China chose the more difficult but more secure way to finance its growth. Instead of living the high life and finding external creditors to finance its growth, the nation saves half its income mainly in state banks. China can't just print money without consequence. The large amount of aggregate savings creates a relative abundance of domestic credit supply meaning relatively cheap money (compared to domestic low savings senario). For many developing nations, interest rates would be too high to borrow from if they just depended on domestic savings as the credit supply (due to low savings), thus these nations look for outside creditors to lower interest rates for there to be an environment conducive to business growth.
For many developing nations, a large part of their debt is foreign, from nations that have large savings. The positive aspect is that they are able to develop many essential and profit generating projects with ease. The negative aspect is the instability that might occur due to the economic structure of their own economy. For example a resource focused economy would be hit hard (or benefit immensely but is unstable causing long term problems) due to cycles of the commodity market or geopolitical events that impact energy sector heavily, resulting in a major devaluation of their currency such as in the case of Brazil and Russia in recent years.
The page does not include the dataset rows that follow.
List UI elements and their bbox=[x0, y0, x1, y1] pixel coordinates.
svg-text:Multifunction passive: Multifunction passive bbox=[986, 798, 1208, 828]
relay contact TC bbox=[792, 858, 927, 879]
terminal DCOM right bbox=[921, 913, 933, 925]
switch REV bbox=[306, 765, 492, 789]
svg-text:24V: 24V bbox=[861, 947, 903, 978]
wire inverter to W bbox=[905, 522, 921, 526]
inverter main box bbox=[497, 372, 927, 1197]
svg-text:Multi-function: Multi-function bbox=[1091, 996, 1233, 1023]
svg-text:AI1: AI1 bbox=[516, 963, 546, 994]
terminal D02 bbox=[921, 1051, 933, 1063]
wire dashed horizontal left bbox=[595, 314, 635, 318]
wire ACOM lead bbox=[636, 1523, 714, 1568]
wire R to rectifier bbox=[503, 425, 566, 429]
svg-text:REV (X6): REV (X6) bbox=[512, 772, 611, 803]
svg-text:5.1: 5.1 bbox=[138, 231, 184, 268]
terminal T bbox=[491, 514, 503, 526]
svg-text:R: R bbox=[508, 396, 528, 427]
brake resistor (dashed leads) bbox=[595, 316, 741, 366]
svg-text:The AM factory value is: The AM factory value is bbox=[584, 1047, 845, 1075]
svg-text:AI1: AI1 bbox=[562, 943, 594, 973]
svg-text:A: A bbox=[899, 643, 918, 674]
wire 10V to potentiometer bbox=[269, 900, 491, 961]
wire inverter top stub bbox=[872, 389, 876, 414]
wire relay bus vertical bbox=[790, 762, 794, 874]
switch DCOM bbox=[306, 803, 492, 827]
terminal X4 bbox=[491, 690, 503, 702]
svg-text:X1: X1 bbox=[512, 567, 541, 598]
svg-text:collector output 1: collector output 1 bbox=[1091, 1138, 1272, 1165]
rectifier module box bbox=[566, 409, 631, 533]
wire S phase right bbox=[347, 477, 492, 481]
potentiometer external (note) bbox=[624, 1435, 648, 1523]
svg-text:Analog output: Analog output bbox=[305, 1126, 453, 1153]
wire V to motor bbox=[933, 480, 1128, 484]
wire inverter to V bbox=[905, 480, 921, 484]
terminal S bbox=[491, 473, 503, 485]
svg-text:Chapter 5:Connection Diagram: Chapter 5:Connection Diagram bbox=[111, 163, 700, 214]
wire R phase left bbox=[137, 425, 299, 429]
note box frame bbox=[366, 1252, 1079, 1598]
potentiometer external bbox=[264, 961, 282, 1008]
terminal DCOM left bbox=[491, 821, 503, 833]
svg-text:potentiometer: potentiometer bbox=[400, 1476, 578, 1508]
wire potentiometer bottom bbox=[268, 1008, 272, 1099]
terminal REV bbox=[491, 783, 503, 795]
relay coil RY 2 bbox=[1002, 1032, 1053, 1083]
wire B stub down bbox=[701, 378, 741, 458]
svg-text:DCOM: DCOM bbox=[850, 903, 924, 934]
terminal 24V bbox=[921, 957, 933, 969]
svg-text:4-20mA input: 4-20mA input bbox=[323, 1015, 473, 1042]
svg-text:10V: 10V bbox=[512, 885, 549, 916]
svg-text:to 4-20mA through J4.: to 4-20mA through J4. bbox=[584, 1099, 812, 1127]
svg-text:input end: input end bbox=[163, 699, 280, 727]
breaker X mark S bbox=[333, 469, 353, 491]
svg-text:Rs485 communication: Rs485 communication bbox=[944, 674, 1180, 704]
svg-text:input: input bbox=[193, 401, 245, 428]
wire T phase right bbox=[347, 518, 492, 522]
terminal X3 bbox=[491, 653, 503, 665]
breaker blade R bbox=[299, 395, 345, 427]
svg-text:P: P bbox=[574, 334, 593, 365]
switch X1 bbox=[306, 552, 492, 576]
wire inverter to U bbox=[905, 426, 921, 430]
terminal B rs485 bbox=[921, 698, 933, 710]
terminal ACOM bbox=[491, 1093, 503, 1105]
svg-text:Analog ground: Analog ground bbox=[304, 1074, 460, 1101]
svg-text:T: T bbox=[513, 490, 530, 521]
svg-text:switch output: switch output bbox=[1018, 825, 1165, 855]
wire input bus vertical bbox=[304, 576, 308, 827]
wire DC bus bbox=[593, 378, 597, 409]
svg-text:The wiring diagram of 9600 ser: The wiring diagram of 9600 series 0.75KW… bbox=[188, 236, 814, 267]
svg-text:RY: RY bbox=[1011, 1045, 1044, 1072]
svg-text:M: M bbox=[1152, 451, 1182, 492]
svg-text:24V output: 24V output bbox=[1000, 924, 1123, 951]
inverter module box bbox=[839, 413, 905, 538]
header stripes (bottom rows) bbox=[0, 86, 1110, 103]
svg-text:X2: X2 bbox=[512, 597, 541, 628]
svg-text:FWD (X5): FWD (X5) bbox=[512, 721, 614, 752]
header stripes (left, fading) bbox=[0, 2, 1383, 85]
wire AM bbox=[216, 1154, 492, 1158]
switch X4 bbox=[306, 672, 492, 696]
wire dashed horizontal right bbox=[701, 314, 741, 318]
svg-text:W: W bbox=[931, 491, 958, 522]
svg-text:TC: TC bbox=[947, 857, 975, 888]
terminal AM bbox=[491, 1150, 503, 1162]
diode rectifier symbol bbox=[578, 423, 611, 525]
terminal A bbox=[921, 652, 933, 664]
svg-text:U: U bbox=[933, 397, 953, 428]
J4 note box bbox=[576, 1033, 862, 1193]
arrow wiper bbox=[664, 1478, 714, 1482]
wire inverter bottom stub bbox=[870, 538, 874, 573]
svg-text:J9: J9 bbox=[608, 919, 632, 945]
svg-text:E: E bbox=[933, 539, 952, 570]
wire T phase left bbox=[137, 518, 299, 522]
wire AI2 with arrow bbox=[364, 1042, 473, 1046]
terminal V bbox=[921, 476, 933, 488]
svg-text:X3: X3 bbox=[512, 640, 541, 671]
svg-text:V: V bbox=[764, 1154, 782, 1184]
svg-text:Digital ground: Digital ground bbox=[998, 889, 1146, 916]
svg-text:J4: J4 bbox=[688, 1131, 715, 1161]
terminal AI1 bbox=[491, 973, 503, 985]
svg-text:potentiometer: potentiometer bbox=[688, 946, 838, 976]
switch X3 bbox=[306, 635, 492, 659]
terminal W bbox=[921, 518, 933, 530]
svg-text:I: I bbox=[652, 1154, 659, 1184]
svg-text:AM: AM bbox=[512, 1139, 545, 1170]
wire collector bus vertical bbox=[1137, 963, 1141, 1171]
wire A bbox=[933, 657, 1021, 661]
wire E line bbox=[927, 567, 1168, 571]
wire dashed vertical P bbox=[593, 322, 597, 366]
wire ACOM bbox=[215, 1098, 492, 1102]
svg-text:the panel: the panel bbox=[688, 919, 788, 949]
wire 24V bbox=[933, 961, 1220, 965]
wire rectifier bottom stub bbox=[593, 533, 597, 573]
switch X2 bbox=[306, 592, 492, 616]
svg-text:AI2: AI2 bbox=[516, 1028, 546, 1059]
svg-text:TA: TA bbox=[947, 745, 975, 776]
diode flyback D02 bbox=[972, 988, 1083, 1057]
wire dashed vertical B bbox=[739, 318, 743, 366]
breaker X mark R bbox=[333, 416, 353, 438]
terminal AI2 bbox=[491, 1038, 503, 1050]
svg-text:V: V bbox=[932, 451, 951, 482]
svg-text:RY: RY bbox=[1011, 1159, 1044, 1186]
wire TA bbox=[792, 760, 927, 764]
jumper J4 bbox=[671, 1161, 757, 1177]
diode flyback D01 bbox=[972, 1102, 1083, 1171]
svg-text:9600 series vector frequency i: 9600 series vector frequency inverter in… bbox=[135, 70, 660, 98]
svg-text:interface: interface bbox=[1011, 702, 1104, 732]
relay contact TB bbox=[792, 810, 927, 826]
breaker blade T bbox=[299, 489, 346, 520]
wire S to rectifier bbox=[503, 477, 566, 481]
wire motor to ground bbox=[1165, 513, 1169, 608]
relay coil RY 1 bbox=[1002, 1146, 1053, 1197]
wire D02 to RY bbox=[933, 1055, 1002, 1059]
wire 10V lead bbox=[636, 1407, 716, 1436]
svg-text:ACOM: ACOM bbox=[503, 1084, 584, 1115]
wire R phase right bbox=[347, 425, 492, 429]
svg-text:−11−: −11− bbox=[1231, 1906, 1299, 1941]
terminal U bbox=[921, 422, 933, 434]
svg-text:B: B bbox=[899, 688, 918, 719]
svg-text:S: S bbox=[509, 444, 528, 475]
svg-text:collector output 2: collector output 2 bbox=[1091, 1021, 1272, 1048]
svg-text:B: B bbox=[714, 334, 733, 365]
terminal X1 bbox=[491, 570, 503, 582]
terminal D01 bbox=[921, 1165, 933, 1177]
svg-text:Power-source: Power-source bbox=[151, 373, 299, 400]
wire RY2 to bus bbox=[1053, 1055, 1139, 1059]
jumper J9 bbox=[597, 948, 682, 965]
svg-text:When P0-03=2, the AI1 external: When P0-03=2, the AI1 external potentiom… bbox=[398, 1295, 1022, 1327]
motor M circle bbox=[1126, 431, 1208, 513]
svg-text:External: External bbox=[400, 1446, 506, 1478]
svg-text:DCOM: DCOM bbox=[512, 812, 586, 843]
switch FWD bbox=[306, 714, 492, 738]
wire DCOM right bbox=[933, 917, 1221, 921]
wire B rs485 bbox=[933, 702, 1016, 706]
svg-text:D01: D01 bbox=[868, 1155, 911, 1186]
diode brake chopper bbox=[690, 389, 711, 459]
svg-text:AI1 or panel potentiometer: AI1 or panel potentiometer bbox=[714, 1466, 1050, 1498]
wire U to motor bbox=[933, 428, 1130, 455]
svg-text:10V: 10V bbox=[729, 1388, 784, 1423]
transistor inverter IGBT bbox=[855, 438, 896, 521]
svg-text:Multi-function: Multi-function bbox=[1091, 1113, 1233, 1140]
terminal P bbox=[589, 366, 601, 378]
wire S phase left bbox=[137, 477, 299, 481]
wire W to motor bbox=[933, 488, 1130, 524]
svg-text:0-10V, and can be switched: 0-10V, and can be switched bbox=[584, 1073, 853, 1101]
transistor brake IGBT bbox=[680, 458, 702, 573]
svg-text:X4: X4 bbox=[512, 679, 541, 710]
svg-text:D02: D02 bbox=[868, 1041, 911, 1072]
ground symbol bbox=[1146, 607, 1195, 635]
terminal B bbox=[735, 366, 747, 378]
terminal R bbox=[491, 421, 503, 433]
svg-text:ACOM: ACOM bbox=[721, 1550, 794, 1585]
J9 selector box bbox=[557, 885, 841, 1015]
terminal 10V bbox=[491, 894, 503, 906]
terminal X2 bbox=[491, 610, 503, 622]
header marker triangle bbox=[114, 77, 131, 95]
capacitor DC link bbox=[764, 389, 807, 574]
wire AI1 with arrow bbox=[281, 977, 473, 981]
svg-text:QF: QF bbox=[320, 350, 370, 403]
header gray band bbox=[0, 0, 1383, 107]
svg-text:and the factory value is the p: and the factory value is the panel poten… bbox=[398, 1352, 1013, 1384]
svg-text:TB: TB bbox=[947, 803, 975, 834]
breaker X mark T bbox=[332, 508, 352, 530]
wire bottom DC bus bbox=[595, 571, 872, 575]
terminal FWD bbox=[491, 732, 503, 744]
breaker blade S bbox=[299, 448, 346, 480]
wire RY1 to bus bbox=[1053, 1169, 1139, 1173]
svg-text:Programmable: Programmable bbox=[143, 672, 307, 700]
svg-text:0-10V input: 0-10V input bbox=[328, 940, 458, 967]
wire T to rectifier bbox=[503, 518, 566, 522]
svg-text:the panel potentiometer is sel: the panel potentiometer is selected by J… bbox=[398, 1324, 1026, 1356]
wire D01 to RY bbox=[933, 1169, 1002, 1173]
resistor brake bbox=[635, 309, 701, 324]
This currency devaluation combined with large foreign debt creates a situation where they are compelled to deleverage.
Many developing economies experienced this throughout various global business cycle downturns. Their currency is devalued relative to USD but must pay back debt denominated in USD, meaning a larger percentage of their nation's GDP must be used to pay debt, creating deleveraging. This constricts the money supply causing projects to pause, these projects might be essential in generating future value, slowing the economy down due to lower current spending and long term issues from unfunded projects. Saudi Arabia mitigates this somewhat through a peg with the USD, large reserves, and a strategic relationship with the US.
Stability of money supply is essential for any economy, doesn't matter too much where it comes from, as long as it is stable then there would be a good environment for growth.